La Rosa Bianca

Roma, 22 febbraio 1943

Il fascismo aveva ucciso la cronaca nera, il commissario Durantini non faceva che ripeterlo ai colleghi e agli apprendisti: Cesare non poteva che trovarsi d'accordo con lui, non solo perché era praticamente il suo capo, ma anche perché l'esperienza glielo insegnava da due anni.
L'ultimo vero grande caso di tale ambito che aveva coinvolto l'Italia era stato l'omicidio di Giacomo Matteotti, nel 1924: all'epoca Mussolini si era esibito in un'indiretta ammissione di colpa, dopodiché nessuno ne aveva parlato più.
A dire la verità, nessun giornalista aveva più parlato di omicidi, come se la morte non fosse un argomento di moda; la cronaca nera veniva considerata come un romanzo d'appendice, buona solo per far sobbalzare le signore sulle poltrone; agli uomini del regime dovevano interessare cose vive, attive, come lo sport e la guerra.

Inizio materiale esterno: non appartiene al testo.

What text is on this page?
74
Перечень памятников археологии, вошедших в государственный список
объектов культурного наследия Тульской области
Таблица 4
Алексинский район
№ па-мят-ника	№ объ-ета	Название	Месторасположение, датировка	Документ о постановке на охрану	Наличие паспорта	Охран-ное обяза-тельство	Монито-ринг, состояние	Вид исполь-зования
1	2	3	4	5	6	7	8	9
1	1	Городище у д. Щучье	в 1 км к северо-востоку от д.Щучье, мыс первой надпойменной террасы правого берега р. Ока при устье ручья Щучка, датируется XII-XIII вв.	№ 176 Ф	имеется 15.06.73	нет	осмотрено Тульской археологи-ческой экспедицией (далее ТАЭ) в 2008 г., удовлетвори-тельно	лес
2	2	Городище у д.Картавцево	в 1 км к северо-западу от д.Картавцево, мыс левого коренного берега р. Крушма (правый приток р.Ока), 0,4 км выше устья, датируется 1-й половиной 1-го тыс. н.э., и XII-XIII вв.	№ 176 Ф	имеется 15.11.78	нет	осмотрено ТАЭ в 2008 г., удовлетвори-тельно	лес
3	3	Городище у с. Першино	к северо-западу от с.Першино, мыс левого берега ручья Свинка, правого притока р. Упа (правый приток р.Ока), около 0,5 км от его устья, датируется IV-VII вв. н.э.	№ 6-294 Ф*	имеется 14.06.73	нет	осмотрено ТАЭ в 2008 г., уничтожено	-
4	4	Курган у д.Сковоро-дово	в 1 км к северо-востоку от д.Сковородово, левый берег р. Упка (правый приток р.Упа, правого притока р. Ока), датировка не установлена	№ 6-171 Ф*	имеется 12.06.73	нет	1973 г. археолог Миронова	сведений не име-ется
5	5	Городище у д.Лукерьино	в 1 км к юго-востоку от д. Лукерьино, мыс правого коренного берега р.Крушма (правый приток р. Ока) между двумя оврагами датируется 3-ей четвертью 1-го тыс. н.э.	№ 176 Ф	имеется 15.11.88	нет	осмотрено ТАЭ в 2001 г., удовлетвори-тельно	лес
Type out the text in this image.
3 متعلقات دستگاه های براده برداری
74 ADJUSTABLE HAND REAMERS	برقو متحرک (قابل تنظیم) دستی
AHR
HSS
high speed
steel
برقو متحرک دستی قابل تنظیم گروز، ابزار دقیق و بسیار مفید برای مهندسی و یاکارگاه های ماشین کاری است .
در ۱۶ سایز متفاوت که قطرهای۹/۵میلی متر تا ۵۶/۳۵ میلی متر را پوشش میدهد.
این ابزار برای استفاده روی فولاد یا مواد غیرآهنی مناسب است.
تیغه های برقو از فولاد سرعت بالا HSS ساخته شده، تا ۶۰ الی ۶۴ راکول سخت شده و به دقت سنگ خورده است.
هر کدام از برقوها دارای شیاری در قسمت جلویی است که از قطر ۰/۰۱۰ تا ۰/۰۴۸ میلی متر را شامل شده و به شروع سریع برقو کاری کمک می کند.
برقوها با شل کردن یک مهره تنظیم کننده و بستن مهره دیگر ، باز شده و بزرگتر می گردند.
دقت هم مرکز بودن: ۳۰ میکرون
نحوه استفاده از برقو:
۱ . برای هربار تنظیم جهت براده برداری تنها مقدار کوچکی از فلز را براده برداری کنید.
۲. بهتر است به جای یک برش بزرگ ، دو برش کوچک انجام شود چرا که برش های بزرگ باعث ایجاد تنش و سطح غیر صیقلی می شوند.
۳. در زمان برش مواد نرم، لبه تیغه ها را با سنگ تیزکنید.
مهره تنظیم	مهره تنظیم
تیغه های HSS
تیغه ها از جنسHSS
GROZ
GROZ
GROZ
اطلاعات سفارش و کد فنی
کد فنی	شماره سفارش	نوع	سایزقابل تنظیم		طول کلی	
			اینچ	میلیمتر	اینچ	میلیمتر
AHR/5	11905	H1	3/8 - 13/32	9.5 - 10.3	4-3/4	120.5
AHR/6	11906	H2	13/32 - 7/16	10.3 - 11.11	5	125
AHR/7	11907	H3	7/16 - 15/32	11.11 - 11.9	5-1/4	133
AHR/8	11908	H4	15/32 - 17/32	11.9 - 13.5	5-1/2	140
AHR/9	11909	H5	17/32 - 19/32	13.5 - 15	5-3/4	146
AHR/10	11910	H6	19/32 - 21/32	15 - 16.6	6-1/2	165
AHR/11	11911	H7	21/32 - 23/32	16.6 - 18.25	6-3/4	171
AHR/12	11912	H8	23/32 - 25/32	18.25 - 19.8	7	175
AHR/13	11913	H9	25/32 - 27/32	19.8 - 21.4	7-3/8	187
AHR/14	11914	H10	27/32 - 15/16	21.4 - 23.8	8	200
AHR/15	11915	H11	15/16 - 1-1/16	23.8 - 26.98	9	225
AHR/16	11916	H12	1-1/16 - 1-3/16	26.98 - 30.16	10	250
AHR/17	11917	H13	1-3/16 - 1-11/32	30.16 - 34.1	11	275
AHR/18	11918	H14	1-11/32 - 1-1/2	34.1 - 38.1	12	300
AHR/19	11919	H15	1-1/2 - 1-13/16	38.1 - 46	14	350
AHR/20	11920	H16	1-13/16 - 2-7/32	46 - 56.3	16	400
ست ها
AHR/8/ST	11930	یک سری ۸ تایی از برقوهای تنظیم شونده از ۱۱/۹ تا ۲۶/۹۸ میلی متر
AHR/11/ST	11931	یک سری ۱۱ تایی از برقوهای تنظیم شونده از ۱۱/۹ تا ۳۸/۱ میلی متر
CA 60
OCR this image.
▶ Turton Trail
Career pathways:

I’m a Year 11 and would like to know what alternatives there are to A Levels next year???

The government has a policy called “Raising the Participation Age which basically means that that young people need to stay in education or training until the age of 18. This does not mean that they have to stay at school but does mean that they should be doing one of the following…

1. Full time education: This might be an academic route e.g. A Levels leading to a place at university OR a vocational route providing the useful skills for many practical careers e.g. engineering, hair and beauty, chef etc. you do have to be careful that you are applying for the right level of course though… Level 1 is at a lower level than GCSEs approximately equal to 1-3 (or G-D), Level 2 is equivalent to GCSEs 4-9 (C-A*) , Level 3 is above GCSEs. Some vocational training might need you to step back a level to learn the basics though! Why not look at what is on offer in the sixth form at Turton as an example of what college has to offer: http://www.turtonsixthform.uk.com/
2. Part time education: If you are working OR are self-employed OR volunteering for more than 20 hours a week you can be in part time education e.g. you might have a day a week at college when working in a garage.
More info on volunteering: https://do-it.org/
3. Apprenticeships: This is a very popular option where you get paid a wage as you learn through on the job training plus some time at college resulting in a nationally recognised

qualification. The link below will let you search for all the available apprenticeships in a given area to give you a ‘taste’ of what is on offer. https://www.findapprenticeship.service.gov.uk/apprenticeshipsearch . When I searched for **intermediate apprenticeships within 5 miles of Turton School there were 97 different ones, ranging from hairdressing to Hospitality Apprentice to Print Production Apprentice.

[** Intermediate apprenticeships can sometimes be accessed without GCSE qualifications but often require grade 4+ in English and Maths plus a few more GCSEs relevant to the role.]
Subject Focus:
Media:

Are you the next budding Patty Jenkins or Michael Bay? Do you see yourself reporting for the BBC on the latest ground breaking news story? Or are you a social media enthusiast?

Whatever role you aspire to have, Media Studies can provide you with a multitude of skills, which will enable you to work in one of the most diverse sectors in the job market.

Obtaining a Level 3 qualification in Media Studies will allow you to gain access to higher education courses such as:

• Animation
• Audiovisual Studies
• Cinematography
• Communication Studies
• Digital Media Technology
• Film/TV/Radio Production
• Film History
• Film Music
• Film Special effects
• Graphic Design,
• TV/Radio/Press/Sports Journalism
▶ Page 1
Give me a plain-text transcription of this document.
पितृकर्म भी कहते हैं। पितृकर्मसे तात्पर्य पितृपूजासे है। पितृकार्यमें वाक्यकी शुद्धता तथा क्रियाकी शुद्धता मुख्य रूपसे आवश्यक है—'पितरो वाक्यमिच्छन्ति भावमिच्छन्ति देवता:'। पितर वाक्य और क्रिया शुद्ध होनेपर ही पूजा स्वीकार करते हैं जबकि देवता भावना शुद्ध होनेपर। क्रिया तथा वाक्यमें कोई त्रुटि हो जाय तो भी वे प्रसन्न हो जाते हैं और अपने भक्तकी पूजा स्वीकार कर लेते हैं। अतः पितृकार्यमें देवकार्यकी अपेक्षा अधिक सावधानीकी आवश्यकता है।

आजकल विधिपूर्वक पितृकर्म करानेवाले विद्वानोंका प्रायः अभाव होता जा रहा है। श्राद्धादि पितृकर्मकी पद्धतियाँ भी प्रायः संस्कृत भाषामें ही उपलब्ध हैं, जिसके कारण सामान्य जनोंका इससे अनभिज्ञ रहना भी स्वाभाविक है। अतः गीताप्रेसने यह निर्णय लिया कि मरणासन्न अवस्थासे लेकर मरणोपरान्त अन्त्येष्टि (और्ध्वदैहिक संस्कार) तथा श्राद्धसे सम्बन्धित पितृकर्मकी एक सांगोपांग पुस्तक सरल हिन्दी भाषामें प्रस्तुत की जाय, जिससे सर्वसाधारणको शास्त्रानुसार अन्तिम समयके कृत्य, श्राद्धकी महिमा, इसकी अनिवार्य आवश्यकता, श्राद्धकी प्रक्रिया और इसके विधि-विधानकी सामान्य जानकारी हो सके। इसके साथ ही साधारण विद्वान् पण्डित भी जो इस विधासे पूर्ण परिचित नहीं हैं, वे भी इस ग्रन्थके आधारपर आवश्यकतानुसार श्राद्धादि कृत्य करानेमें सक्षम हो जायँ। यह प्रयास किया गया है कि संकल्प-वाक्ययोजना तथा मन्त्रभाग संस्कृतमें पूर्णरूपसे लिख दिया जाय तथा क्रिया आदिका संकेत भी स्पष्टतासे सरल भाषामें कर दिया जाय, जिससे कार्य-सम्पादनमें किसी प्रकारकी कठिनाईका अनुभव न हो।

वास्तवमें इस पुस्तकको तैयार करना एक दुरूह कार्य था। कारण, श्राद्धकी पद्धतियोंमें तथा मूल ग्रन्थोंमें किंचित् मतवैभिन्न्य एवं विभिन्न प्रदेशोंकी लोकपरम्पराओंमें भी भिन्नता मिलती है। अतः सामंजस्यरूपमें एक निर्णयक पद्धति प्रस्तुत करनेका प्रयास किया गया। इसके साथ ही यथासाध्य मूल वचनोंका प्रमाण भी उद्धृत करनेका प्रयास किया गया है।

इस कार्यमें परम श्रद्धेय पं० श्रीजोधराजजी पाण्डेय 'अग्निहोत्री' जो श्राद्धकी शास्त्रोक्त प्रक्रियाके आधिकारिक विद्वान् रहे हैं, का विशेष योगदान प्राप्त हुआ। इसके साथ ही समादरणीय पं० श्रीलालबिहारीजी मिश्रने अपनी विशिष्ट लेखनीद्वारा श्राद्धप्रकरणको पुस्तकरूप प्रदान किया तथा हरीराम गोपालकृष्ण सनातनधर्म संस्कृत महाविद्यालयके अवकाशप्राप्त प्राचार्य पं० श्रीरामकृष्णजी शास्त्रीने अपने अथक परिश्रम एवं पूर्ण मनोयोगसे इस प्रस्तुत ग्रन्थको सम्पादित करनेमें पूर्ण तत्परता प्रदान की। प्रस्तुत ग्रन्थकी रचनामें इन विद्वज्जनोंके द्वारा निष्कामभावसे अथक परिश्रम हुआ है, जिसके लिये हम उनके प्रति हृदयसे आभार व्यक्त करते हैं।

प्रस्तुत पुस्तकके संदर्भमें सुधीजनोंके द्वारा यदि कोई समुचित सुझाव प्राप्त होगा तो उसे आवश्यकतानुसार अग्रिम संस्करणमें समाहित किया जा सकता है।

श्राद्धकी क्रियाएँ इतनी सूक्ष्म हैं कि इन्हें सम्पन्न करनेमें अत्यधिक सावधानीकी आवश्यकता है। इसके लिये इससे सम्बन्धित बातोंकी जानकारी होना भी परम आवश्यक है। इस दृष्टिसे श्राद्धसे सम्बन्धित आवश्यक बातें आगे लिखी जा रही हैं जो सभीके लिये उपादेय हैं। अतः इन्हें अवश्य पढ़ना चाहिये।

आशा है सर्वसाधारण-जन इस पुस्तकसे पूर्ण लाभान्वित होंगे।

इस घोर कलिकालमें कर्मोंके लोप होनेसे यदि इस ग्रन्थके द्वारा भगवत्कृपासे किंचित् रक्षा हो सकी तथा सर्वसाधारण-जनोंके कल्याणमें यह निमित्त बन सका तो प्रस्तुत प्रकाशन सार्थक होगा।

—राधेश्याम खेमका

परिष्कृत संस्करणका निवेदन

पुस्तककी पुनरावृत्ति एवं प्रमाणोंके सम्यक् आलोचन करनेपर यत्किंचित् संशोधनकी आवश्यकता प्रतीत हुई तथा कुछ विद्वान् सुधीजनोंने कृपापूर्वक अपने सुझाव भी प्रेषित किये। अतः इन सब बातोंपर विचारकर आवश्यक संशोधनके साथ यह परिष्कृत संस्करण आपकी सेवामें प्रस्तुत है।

Perciò, quando Cesare aveva fatto domanda per entrare in polizia, i parenti l'avevano guardato ufficialmente con ammirazione, ma in realtà con una punta di compassione: avrebbe svolto un lavoro senza gloria, visto che non si poteva nemmeno ricamare troppo sui morti in questione, come se non avessero una storia personale che portasse gli uomini di Stato a capire perché ognuno di quei cadaveri fosse arrivato a quel punto.
Quel pomeriggio, mentre usciva dalla sede, il ragazzo osservò che Roma era diventata l'ombra di sé stessa: con le camicie nere ad ogni angolo, il coprifuoco a una cert'ora della sera e i razionamenti del cibo sempre più stringenti, sembrava di vivere in uno di quei libri che in Inghilterra erano chiamati distopie; l'immagine di un futuro grigio e apocalittico, imposto loro per forza.
Orlando Neri, il produttore di sua cugina Annalisa, aveva detto che gli Alleati progettavano uno sbarco in Italia, a partire dal Sud; in quel clima di caos che ne sarebbe derivato, avrebbe potuto organizzare la fuga di Iris dallo spietato gerarca Menotti, che ormai odiava con tutta sé stessa.
E poi, quando tutto quell'orrore fosse finito, il giovane Belmonte avrebbe potuto sposare l'amata e coraggiosa Elsa, dopo sei anni di fidanzamento.
Era talmente preso dai suoi pensieri da non accorgersi che sua sorella Luciana lo stava chiamando.
<< Cesare! Cesare! >> esclamò, correndogli incontro tutta trafelata. Aveva in mano un quotidiano arrotolato.
<< Luciana! Che è successo? >> le chiese.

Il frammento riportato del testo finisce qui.